New Android Malware “MaliBot” Able to Bypass MFA and Steal Credentials
A new, sophisticated Android malware was found targeting online banking and crypto-wallet users in Italy and Spain. The malware, called MaliBot, can exfiltrate user data from compromised devices. It can even grant the hackers complete visibility of the user’s screen by utilizing Android’s Accessibility Service.
MaliBot operates in the same way as other malware involved in crypto and financial scams. Hackers embed the malware into seemingly beneficial apps. In this case, in fraudulent versions of the popular crypto-mining app The CryptoApp, which has over a million downloads on the App Store.
Once a user downloads and opens the app, the malicious code is executed, and the user’s device is compromised. The malware can spread even further through smishing messages sent to contact lists from infected devices.
Here’s how MaliBot can grant user login credentials to the hacker:
- The Trojan scans all installed apps to identify which banking apps the victim uses.
- Once the victim opens the legitimate app, they get a fake login screen overlay created by the hackers.

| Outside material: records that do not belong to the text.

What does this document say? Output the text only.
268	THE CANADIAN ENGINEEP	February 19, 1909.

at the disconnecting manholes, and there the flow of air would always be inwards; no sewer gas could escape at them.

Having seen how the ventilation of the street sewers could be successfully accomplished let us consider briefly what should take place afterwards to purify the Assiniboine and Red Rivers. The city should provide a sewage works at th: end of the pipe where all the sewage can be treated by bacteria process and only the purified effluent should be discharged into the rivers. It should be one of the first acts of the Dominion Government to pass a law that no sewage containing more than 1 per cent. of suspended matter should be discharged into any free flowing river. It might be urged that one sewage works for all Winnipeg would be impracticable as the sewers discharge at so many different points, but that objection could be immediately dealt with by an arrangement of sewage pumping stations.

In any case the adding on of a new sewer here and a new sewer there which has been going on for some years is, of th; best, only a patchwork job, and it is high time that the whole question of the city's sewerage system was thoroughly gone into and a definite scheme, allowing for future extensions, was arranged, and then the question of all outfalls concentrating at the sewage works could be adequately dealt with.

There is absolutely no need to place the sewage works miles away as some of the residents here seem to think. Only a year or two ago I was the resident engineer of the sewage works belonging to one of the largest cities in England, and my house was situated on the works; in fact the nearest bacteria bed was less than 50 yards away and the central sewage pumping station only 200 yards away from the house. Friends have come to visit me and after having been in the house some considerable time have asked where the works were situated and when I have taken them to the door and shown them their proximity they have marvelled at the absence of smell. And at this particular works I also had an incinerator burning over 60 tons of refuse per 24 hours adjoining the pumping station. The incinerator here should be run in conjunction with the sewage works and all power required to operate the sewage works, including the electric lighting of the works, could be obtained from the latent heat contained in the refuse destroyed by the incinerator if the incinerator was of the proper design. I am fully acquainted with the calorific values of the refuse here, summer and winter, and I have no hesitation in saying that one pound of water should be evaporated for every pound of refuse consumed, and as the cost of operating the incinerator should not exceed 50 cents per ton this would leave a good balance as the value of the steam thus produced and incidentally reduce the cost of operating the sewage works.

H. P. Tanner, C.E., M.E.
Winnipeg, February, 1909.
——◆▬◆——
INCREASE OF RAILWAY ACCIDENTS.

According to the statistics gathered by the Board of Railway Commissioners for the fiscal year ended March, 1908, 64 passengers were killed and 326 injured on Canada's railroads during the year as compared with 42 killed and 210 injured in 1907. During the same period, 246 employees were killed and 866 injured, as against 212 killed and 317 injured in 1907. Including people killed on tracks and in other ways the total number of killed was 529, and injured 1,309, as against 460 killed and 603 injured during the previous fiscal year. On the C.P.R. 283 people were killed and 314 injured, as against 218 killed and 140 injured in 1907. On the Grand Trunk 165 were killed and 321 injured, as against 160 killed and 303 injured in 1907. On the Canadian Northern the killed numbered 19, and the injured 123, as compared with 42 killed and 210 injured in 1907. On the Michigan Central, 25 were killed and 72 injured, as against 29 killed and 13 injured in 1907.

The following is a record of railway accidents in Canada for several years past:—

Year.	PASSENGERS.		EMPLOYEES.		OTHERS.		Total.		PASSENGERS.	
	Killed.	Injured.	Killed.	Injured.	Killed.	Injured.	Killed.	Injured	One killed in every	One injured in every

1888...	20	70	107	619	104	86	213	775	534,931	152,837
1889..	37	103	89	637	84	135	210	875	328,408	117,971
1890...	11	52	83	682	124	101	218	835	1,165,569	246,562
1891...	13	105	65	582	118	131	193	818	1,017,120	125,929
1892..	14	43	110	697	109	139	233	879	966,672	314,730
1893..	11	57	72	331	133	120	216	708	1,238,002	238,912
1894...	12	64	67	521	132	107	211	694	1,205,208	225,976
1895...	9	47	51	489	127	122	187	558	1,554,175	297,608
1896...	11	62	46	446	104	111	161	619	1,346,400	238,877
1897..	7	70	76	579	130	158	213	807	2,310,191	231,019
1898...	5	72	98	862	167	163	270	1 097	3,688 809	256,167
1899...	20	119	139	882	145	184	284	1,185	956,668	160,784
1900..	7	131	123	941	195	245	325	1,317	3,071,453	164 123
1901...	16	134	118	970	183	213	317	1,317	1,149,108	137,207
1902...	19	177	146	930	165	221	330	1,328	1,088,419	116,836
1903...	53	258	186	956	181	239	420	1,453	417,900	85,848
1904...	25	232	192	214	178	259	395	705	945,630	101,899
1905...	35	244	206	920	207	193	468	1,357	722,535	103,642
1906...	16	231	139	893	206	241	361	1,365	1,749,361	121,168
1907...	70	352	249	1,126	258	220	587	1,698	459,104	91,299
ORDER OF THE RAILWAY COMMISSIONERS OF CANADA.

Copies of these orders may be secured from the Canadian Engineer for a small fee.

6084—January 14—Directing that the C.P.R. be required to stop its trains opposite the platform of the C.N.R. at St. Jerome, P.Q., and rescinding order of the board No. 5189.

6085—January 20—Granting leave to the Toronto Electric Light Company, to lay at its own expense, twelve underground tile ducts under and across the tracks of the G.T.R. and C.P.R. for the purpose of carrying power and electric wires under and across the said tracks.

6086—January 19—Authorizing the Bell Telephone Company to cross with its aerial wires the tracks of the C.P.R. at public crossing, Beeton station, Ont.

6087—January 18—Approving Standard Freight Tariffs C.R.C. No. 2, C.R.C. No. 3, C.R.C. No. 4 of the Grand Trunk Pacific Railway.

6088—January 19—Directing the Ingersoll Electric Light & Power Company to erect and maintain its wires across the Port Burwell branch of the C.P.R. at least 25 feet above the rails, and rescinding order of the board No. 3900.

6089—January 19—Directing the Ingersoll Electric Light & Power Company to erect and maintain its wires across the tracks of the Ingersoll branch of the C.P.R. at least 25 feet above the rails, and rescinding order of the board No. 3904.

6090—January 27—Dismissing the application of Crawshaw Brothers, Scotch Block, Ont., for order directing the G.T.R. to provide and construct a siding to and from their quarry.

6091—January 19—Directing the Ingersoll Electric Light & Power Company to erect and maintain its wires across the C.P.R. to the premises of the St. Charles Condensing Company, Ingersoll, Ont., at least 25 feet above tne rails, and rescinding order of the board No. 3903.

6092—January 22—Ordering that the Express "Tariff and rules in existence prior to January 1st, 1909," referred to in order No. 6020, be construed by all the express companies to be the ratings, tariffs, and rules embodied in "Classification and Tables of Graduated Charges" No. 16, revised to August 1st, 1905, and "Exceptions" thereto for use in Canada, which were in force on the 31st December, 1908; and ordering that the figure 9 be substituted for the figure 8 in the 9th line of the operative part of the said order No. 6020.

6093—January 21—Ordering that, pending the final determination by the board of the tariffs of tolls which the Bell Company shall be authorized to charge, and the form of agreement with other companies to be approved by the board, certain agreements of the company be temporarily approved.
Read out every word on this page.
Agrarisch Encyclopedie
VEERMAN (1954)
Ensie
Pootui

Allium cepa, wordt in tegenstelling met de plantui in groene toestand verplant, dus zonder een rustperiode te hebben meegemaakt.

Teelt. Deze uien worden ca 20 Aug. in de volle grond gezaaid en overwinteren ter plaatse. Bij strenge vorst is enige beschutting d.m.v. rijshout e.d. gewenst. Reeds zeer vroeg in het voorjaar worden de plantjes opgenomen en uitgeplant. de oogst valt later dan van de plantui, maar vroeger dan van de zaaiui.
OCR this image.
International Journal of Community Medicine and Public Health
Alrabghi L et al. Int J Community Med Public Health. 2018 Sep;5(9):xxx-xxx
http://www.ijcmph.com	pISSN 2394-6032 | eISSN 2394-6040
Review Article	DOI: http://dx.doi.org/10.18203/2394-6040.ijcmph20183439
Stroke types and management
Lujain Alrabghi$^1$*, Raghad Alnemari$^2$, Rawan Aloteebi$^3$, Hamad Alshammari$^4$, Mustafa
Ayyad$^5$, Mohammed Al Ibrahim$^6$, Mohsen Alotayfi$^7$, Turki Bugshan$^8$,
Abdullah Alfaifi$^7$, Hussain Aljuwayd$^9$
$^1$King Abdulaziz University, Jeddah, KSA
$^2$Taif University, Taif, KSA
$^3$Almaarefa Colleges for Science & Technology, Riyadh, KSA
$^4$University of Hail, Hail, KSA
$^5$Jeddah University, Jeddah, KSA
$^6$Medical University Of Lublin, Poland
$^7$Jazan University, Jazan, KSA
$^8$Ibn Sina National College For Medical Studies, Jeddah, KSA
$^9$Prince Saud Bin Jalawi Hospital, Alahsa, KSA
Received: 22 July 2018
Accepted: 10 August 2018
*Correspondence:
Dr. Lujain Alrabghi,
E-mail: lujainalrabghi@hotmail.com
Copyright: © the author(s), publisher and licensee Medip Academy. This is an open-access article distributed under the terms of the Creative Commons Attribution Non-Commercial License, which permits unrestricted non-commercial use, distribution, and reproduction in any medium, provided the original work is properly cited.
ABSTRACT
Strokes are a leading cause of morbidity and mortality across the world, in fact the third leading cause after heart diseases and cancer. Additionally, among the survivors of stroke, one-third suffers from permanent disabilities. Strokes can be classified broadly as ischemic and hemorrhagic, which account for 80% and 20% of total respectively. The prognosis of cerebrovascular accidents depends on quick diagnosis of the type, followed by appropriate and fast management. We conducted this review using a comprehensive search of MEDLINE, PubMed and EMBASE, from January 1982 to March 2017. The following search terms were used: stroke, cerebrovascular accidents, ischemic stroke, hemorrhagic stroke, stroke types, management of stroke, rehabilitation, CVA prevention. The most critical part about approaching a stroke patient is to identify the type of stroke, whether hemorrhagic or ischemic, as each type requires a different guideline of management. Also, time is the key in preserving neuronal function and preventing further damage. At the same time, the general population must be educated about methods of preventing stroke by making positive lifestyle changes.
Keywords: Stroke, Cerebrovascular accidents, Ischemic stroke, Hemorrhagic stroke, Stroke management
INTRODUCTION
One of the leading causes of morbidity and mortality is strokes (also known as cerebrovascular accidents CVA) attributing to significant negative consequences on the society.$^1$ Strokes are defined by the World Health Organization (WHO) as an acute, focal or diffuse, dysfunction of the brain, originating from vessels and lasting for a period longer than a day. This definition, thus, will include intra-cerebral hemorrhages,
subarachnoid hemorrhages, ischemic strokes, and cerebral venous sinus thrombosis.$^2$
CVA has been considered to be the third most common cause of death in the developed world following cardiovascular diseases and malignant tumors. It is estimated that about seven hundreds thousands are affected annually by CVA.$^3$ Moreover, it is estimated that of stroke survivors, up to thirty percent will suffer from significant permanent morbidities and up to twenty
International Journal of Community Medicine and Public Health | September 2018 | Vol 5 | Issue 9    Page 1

- When the user enters their login credentials, they are sent directly to the hacker.
Researchers have found that the MaliBot originated in Russia. It uses the same servers as those of the Sality malware. Its most powerful feature is that it can completely bypass 2FA through Android’s Accessibility API. It can steal and transfer confirmation codes from popular authentication apps like Google Authenticator. Hackers can use similar exploits to extract security information from crypto wallets.
How to protect your device from MaliBot
It’s quite scary that this malware can bypass MFA and other standard security features. But that doesn’t mean you’re left entirely at the mercy of attackers. There are several things you can do to prevent a similar attack from taking place on your device. Here are some of the main ones:
Never download apps that seem suspicious
Despite Android’s best efforts, it’s impossible to stop all malicious apps and services from being downloaded, especially since hackers like to hide malicious code in seemingly useful apps. This type of malware is known as a Trojan horse. It can be tough to detect these apps, which is why many people fall for them.
Here are some common signs that an app is malicious:
- It sounds too good to be true;
- You can’t verify the app’s publisher;
- Sketchy messaging.
If an app promises you quick and easy crypto mining, it’s likely a scam. The messaging of these apps is also a bit more aggressive and demanding than usual, which should be a sign that something’s wrong.
Use threat detection tools
Unfortunately, some malware is so well-crafted that even the most security-aware person will have trouble detecting it. That’s where you can deploy a threat detection tool to help you detect dubious apps and delete them before they can do any damage.
Your safest bet is to go for a paid version, as it will have more features to maximize security. For example, NordVPN has a good threat detection tool built into its service. With that said, there are also a few free options that can do a great job. But the free ones often come with loads of advertisements, so be wary of that.
Be careful with app permissions
The only reason MaliBot breached so many devices is that very few people pay attention to the permissions they grant apps when installing them. Read each pop-up you receive carefully and assess whether it makes sense to give that permission to that app. A crypto-mining app has no good reason to request access to your contact list or camera.
Mobile attacks are on the rise
MaliBot is far from the only cyber threat out there. Cybersecurity researchers are seeing a massive surge in mobile attacks in 2022. Both Apple and Android users are targets. But Android’s more open approach to app installations and user privileges makes it more vulnerable to breaches.
Malicious links and downloads embedded into SMS messages are the most common way people fall victim to mobile attacks. Experts urge mobile users to avoid communicating with unknown numbers. Users should also install the latest version of their operating system and apps to limit vulnerabilities.